There was a pause. Judy looked as if she would like to die.
“Then it must be true,” I said.
“I think it is,” she said, obviously embarrassed.
“Do you know who this other woman is?” I couldn’t believe my best friend knew that my husband was cheating on me and hadn’t told me. I was pissed off at her, but the highest priority was extracting information, at this point.
“Er, yes,” she said, even more embarrassed. “It’s that Denise.”
“What!” I shrieked. “Not nice Denise from downstairs?”
A miserable nod from Judy.
It was just as well that I was already lying down.
“That bitch! ” I exclaimed.
“And there’s more,” she mumbled. “He’s talking about marrying her.”

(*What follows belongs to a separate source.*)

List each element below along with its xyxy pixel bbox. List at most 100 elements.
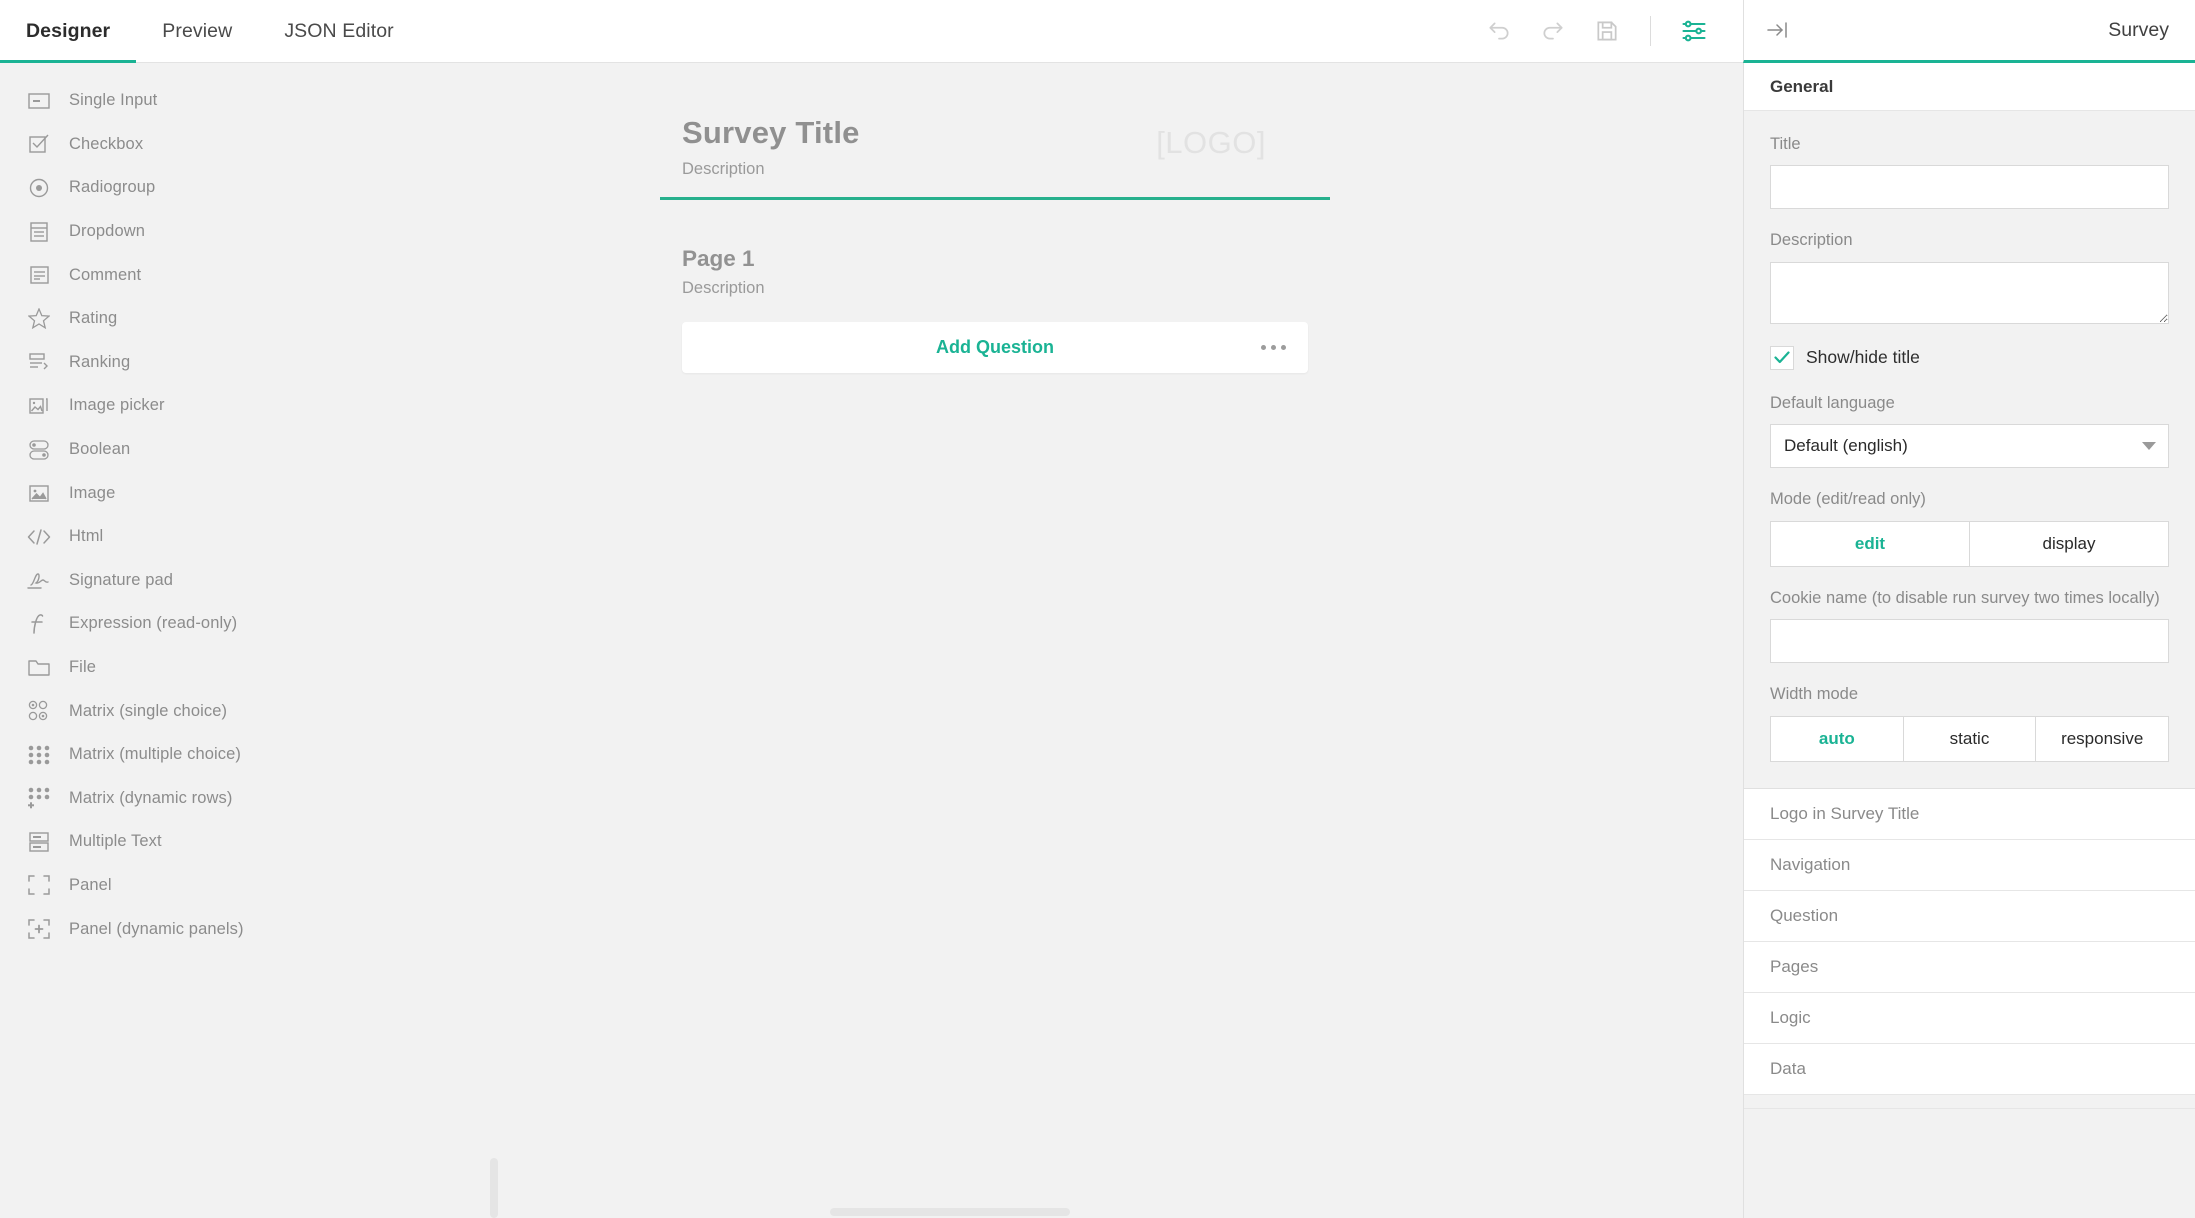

“What the hell do you mean?” I shouted. “He’s already married. To me. I hadn’t heard that they had made polygamy legal in the last day or so.”
“They haven’t,” she said.
“But then…” I trailed off, bewildered.
“Claire,” she sighed despondently, “he says he’s going to divorce you.”
As I said, it was just as well I was already lying down.
The afternoon ebbed away, along with Judy’s patience and any hope that I might still harbor.
I looked at her in despair.
“Judy, what am I going to do?”
“Look,” she said matter-of-factly, “in two days you’ll be getting out of here. You still have somewhere to live, you have enough money to feed yourself and the baby, you’ll be going back to work in six months, you’ve got a newborn child to look after and give James some time and eventually the two of you will work something out.”